Yürürlükteki kanunda döndürülen en büyük dümenlerden biri pazarlık esasıdır. Kanunun maddelerinden kaçmak için her türlü cambazlık sergilenmiş ve bırakın tasarruf etmeyi bir yana, alabildiğine savurganlık yaşanmıştır. Bu süreç halen devam etmektedir. Bu söylediklerime ‘Davetiye usulü ihale’ dümenlerini de kesinlikle eklemek gerekmektedir.

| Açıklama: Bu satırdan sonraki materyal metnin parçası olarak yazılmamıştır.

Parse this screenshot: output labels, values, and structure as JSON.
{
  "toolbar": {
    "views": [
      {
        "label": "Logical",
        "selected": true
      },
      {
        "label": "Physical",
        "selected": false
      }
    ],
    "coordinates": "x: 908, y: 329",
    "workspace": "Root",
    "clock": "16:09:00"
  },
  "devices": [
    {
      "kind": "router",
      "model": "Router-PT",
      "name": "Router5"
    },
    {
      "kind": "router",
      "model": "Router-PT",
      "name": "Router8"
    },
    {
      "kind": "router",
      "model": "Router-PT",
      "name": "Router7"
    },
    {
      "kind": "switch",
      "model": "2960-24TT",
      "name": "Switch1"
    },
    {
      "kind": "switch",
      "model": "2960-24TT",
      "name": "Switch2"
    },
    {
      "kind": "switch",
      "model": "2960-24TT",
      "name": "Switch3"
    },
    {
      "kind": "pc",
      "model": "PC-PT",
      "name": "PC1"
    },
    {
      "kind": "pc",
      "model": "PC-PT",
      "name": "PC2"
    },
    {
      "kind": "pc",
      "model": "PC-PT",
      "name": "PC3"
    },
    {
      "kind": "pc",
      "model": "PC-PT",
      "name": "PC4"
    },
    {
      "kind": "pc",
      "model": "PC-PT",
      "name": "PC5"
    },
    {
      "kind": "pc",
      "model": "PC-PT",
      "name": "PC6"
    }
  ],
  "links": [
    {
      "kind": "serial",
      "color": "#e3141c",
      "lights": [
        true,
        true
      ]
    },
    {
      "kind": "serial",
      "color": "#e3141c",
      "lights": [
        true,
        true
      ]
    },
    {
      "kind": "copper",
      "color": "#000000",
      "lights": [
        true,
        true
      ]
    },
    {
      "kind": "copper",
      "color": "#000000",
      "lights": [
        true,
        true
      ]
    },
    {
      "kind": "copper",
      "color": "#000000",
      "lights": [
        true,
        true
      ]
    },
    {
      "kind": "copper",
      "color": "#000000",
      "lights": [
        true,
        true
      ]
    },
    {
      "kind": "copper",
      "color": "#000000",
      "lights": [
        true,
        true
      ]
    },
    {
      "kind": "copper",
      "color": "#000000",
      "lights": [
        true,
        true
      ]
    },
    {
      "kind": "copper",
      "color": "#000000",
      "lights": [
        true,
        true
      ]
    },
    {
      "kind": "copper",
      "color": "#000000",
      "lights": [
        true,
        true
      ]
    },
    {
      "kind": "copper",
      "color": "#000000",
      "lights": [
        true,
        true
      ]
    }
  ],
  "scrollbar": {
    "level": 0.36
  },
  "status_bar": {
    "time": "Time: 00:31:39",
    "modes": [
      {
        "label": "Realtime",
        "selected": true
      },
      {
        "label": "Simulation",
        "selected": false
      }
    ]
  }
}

İktidarın elindeki tüm güç ‘Acil ve acele alım’ palavrasından meydana gelmektedir. O kanunu, AKP iktidarı IMF’nin zoruyla çıkarmıştı. Şimdi gene IMF’nin baskısıyla tasarruf önlemleri gündeme getirilmektedir. Bizim kamuoyu, İhale Kanunu’ndaki bu oyunları şu son vakalarda ne yazık ki gündeme getirmedi. Oysa tasarruf denilince ilk akla gelen husus bu İhale Kanunu olmalıydı.
"FATURA ONLARA ÇIKARILDI"
Yeni araç alımı, memurların ulaşım servisleri gibi hususlar bu işin en arka planında yer alır. Biz ise oyunun merkezini bir yana bırakıp daha önemsiz mevzularla birbirimizi kandırmaya kalkışmaktayız. Durum bundan ibarettir. Sonuçta bu işin faturası tasarruf palavrası adı altında memura, işçiye, emekliye yansıyacak ve tüm savurganlıklar kısa sürede unutturulacaktır.
Burada dikkate alınması gereken önemli hususlardan birisi de iktidarın lüks ve şatafata olan düşkünlüğüdür. Bütün resmi toplantılar, dikkat ediniz beş yıldızlı otellerin salonlarında yemekli yapılıyor. Bu yolla kendi adamlarını zengin ediyorlar. Madem bundan böyle toplantılar kamuya ait salonlarda yapılacaksa, şimdiye kadar niçin yapmadınız? Elinizi tutan mı vardı?"